Politicians have lost the plot when it comes to NHS organisation. Once it was designed as a top-down system with the District Health Authority as the basic building block. Money came from central government and was distributed to hospitals and GP practices by the DHA according to need, based on population and disease. It worked, but was grossly underfunded.
Then in 1990, under Kenneth Clarke, it was changed to a "grocery store" type of organisation. The DHA was abolished. In its place the community, based on GPs, became purchasers and secondary services (the hospital) became providers. The internal market was supposed to improve services as competition improves grocery provision.
The reality is that patients with diseases are not as simple as selling apples and cornflakes. So when the increased funding came, as it did under Labour, much of the benefit was wasted propping up this inappropriate model. After 20 years no political party is prepared to admit they are wrong and end the failed experiment of the internal market.
Until we return to a top-down planned system, we will be spending ever more on management and less on clinical services. We need a co-operative Health Service not a competitive one.
Professor Peter D O Davies, Liverpool Heart and Chest Hospital

 
The Government's health service policy is more subtle and more dangerous than your leading article "Andrew Lansley's gamble with the nation's health" (7 December) suggests.
Passing of commercial and administrative responsibilities to the doctor will require formation of units to manage this.
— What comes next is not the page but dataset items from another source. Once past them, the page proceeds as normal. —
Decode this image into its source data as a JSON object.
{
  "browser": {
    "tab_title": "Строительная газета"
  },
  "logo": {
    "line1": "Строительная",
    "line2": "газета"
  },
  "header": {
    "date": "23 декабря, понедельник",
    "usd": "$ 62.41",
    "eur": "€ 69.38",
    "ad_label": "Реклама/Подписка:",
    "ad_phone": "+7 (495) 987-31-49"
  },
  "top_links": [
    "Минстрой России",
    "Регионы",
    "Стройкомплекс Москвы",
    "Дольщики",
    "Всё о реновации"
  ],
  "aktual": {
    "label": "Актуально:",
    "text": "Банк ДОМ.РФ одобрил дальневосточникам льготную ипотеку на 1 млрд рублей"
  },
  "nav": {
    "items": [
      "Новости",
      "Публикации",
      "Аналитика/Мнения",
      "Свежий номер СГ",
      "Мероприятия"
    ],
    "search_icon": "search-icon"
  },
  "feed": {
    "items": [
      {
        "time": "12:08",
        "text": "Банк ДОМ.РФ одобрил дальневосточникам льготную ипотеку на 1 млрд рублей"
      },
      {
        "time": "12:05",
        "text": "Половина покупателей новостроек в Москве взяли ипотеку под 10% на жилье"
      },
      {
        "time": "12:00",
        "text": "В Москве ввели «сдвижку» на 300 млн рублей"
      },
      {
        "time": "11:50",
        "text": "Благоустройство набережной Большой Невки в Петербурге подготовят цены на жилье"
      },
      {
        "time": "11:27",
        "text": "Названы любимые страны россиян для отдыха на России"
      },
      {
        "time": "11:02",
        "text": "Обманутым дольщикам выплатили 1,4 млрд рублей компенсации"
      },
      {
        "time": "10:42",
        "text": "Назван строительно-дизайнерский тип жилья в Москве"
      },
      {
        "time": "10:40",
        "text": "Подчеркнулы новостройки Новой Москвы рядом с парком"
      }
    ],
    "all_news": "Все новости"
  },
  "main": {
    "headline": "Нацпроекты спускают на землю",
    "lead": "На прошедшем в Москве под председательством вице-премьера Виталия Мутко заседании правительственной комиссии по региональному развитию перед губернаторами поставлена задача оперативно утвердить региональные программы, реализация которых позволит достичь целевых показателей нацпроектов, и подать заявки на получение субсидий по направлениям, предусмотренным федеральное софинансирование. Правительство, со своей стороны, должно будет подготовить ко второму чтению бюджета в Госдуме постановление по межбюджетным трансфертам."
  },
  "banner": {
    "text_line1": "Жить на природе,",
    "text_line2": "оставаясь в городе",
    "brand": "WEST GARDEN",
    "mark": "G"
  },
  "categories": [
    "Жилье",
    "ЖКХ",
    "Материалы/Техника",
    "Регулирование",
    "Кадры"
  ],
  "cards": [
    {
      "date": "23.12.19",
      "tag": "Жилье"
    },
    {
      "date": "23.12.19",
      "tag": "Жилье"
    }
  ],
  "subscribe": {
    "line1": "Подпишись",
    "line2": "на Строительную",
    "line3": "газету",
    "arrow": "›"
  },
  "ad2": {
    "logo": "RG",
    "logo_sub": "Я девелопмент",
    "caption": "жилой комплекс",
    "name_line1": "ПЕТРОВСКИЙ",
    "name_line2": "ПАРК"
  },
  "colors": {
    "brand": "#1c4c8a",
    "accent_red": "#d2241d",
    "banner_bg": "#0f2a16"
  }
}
These commercial units will become responsible for employing doctors, and not the other way round. Doctors will become factotums of these organisations, whose main responsibility will be to make money for shareholders or cut expenditure for the Government, and in the end the patients will be related to the organisations rather than to their family doctors.
This is happening now, as I notice that the practice (now called a health hub) where I had a relationship with my doctor (retired) is now serving me with doctors who come and go, half a dozen in the space of a year.
The traditional invaluable support which the individual had from his family doctor will be lost.